H&R Block Tops Expectations

H&R Block (HRB) reported better-than-expected results for its key fourth-quarter period and said it will pay $405 million to acquire Wave, a financial solution platform focused on small business owners.

Revenue slowed to $2.33 billion in the fiscal fourth quarter — the period when the tax-preparation company derives most of its sales — from $2.39 billion in the same period of 2018. But that was ahead of the consensus on Capital IQ for $2.32 billion.

Earnings from continuing operations fell to $4.32 in the three months ended April 30 from $5.43 a year earlier, although that also was ahead of the Street’s views for $4.15 a share on a normalized basis.

“Our strategic investments led to numerous improvements across our tax business,” said Chief Executive Jeff Jones. “We delivered great value for our clients and took overall market share by offering upfront transparent pricing, focusing on the quality of our service, enhancing our DIY offerings, and innovating in Virtual.”
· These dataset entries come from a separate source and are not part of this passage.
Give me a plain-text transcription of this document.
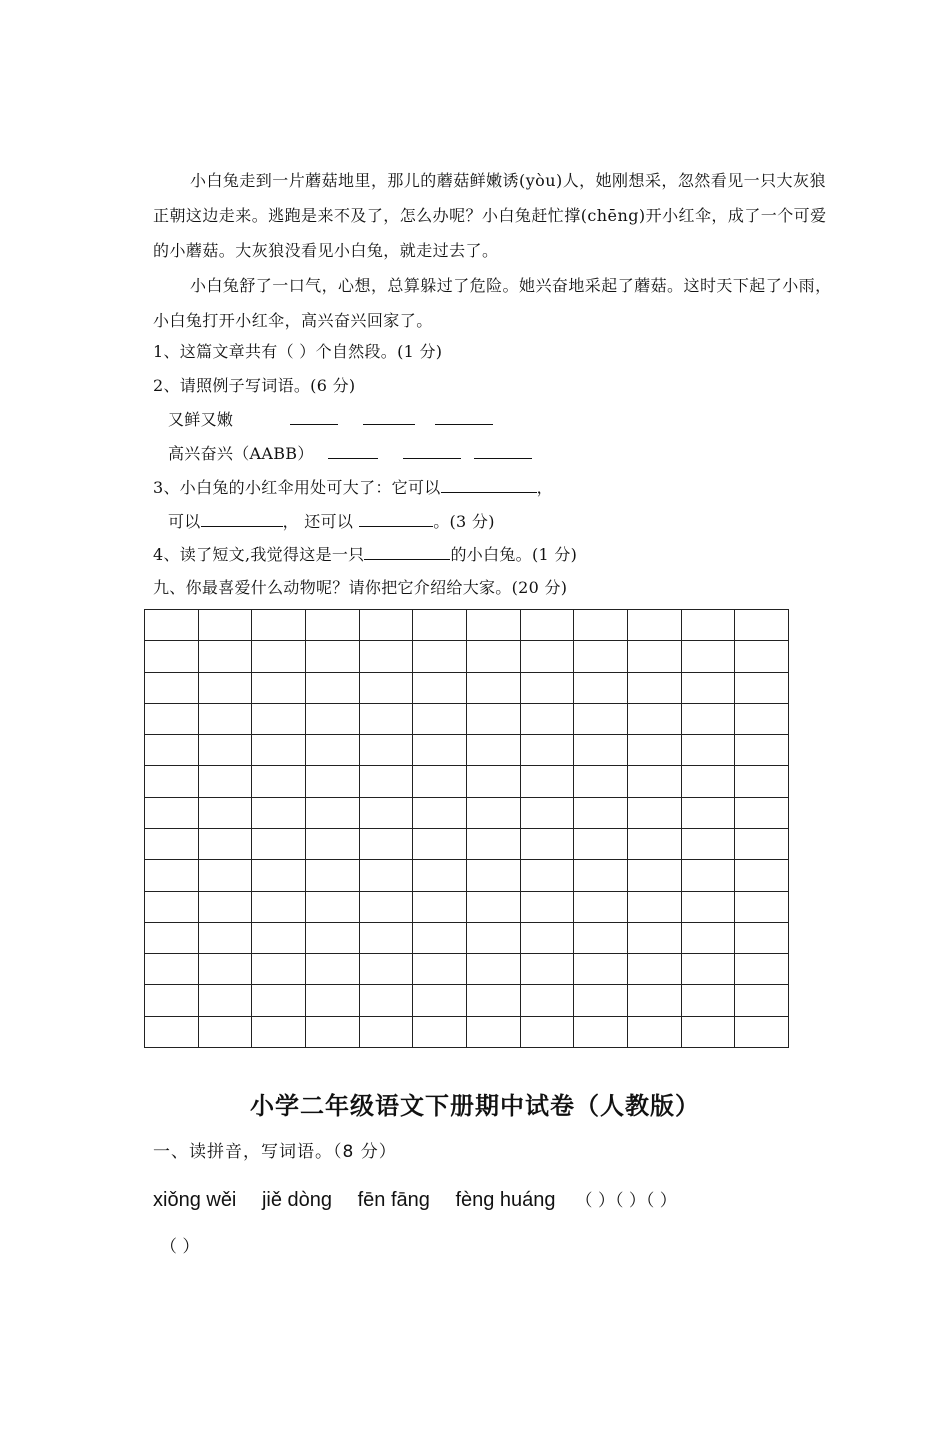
小白兔走到一片蘑菇地里，那儿的蘑菇鲜嫩诱(yòu)人，她刚想采，忽然看见一只大灰狼正朝这边走来。逃跑是来不及了，怎么办呢？小白兔赶忙撑(chēng)开小红伞，成了一个可爱的小蘑菇。大灰狼没看见小白兔，就走过去了。
小白兔舒了一口气，心想，总算躲过了危险。她兴奋地采起了蘑菇。这时天下起了小雨，小白兔打开小红伞，高兴奋兴回家了。
1、这篇文章共有（ ）个自然段。(1 分)
2、请照例子写词语。(6 分)
又鲜又嫩
高兴奋兴（AABB）
3、小白兔的小红伞用处可大了：它可以	，
可以	， 还可以	。(3 分)
4、读了短文,我觉得这是一只	的小白兔。(1 分)
九、你最喜爱什么动物呢？请你把它介绍给大家。(20 分)

小学二年级语文下册期中试卷（人教版）
一、读拼音，写词语。（8 分）
xiǒng wěi jiě dòng fēn fāng fèng huáng （ ）（ ）（ ）
（ ）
For fiscal 2019, the number of US tax returns prepared by or through H&R Block rose 1.5% to 20.3 million. But full-year revenue fell 2.1% to $3.1 billion, “driven by targeted price decreases in our US Assisted tax business,” the company said.

Shares in H&R Block were up 3.7% in early trading as the company raised its quarterly dividend by 4% to $0.26 a share and extended its stock buyback authorization to June 2022. There’s about $1 billion remaining to repurchase under the program.